Why should I quit smoking?
There are many reasons why it is necessary for a person to cease
their smoking habit. Although cancer is the most well known reason
for a smoker to stop, there are many other health hazards involved
in using tobacco. Ten common reasons why tobacco can seriously hurt
you are:
-
Smoking cuts the amount of oxygen reaching your body's tissues. The
decrease in oxygen can lead to a heart attack, stroke, miscarriage,
or stillbirth.
-
Smoking increases your cholesterol levels and the levels of some
other fats in your blood, raising your risk of a heart attack or
other cardiovascular diseases.
-
Smoking damages and constricts the blood vessels. This damage can
worsen foot ulcers and lead to blood vessel disease, peripheral
vascular disease, and leg/foot infections. Of people with diabetes
who need amputations, 95 percent are smokers.
-
Smokers with diabetes are more likely to get neuropathy (nerve
damage) and kidney disease.
-
Smokers get colds and respiratory infections easier.
-
Smoking doubles your risk of getting limited joint mobility.
-
Smoking can cause cancer of the mouth, throat, lung, and bladder.
-
People with diabetes who smoke are three times as likely to die of
cardiovascular disease as are other people with diabetes.
-
Smoking increases your blood pressure.
-
Smoking raises your blood glucose level, making it harder to control
your diabetes.
What makes it difficult for me to quit smoking?
There are basically two reasons people keep smoking even though they
know how bad it can be for their health. The first reason is
because nicotine, a chemical associated with tobacco, is highly
addictive. A person who tries to quit will often suffer withdrawal
symptoms from the nicotine. These symptoms often include
irritability, sweating, headaches, diarrhea, constipation,
restlessness, fatigue, and dizziness. The physical symptoms of
nicotine addiction is usually the worst on the second day after
quitting and usually lasts less than a week.
The second reason for people to continue their habit comes after the
first week is over. Although the physical addiction (where your
body wants the nicotine) runs a fairly quick course, the
psychological need for the habit is many times
overwhelming. Smoking is a part of their daily ritual. It is the
thing they wake up to, comforts them when they are upset, rewards
them for a job well done.
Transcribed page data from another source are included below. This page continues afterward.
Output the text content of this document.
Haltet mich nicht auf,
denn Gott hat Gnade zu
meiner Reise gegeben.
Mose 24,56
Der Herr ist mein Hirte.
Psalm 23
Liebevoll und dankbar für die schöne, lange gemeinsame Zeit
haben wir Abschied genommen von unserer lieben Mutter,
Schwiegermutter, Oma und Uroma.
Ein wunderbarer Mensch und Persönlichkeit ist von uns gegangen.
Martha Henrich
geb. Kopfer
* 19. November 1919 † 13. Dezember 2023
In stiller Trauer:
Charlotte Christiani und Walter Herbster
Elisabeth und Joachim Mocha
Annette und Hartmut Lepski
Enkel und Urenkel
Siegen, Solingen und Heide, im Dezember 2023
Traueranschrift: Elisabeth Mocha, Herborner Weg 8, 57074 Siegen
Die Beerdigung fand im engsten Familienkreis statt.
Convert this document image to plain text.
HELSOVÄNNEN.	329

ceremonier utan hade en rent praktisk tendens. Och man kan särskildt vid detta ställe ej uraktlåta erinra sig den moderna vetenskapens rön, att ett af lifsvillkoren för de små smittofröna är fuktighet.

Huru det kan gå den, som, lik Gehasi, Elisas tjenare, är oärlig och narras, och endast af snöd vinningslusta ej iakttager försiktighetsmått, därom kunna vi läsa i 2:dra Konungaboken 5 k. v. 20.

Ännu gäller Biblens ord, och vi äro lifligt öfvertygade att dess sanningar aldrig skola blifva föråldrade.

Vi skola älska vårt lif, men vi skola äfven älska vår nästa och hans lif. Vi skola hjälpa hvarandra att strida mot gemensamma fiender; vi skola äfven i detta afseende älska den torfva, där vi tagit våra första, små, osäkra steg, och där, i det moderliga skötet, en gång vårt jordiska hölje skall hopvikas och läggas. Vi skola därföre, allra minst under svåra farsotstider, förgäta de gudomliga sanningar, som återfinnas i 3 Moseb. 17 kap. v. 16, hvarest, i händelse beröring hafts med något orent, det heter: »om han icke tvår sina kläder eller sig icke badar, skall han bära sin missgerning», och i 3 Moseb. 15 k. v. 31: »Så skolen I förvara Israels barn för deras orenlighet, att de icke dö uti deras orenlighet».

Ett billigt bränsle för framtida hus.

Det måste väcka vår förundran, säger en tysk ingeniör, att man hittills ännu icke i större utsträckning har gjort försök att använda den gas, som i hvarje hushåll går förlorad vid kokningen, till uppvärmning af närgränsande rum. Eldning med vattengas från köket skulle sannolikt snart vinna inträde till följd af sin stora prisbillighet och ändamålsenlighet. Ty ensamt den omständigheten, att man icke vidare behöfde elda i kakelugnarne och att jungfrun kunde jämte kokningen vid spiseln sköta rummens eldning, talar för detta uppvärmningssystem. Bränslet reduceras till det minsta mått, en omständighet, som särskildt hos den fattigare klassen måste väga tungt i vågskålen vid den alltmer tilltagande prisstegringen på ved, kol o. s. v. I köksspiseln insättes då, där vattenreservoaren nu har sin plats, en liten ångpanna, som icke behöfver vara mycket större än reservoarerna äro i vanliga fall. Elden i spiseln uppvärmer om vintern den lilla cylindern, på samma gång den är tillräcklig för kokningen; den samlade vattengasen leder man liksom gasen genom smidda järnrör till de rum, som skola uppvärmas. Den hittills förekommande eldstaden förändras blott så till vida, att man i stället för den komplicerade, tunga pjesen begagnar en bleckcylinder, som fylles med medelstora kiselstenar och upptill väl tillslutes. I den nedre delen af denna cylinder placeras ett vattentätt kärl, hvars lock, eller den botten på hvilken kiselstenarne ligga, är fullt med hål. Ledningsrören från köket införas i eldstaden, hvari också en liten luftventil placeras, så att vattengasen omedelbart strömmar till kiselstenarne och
Smoking has pleasurable physical
effects. It relaxes people and can perk them up.
These two groups of factors make it difficult for a smoker to
successfully quit. When the average smoker quits they usually feel
bad for a while and the benefits of their choice take longer to
become apparent.
How do I prepare myself to quit?
The first step to quitting successfully is to study your smoking
habits. Try to notice what things, daily routines, events, etc.
give your an excuse or occasion to smoke. This is important
because you may be able to eliminate some of these tempting
circumstances when you actually stop your habit.
It is also a good idea to see your physician. There are medical
options available to help the serious quitter successfully kick
their habit. These options include nicotine gums, patches, and
relatively new medicines such as Zyban which can help curb the
physical symptoms of withdrawal.
Plan rewards for yourself for each day, week, month you successfully
avoid smoking. These help to counter the psychological needs for
smoking. To further combat the psychological drive to busy one's
hands, constantly keep something for your fingers to do. Some
people carry pens, small stones, coins, or whatever occupies their
mind.
Make sure you have a support group of some kind. Whether you
officially join a smoking cessation group or whether you just tell
all of your friends and family in order for them to give you
emotional and psychological cheerleading.
Finally, set a quitting date. Choose a time when you expect your
life to be fairly calm. That way, stress won't temp you to smoke
quite so bad. Especially if you have bad withdrawal symptoms, they
will not interfere with your life as much. Most importantly, time
the day you quit around your job. If you work from Monday to Friday
then try to quit on Friday afternoon. This has several
advantages. First you are in a less stressful time (the
weekend). Secondly, the worst of the physical withdrawal is going
to take place while you are not at work. By Monday, the worst will
have passed and your job can help busy your mind to fend off some of
the psychological withdrawal problems.
What if I mess up?
Don't let it disturb you. You made a valuable first step, and you
gained valuable information by making the mistake. Take note of the
situation that caused you to give in. Then start the process over
again. Avoid similar situations to reduce your chances of starting
again. Most importantly, keep trying. The benefits to quitting
greatly outweigh the time and temporary discomfort common to kicking
the habit. You must remember, all it takes is one cigarette to get
you back to an addictive level of nicotine. Therefore each time you
give in, you must refocus and start fresh. You can't cheat ever so
often and expect to be able to quit completely. As always, keep in
close contact with your physician. If you are a diabetic, it may be
possible to modify your treatment due to improvement in your
health. If you have high blood pressure or high cholesterol levels,
your condition may improve so much that your doctor may wish to
change/lessen your treatment program. Take note that it is common
to gain an average of five to seven pounds after you quit
smoking. This may be distressing for many individuals but again the
benefits greatly outweigh temporary discomfort.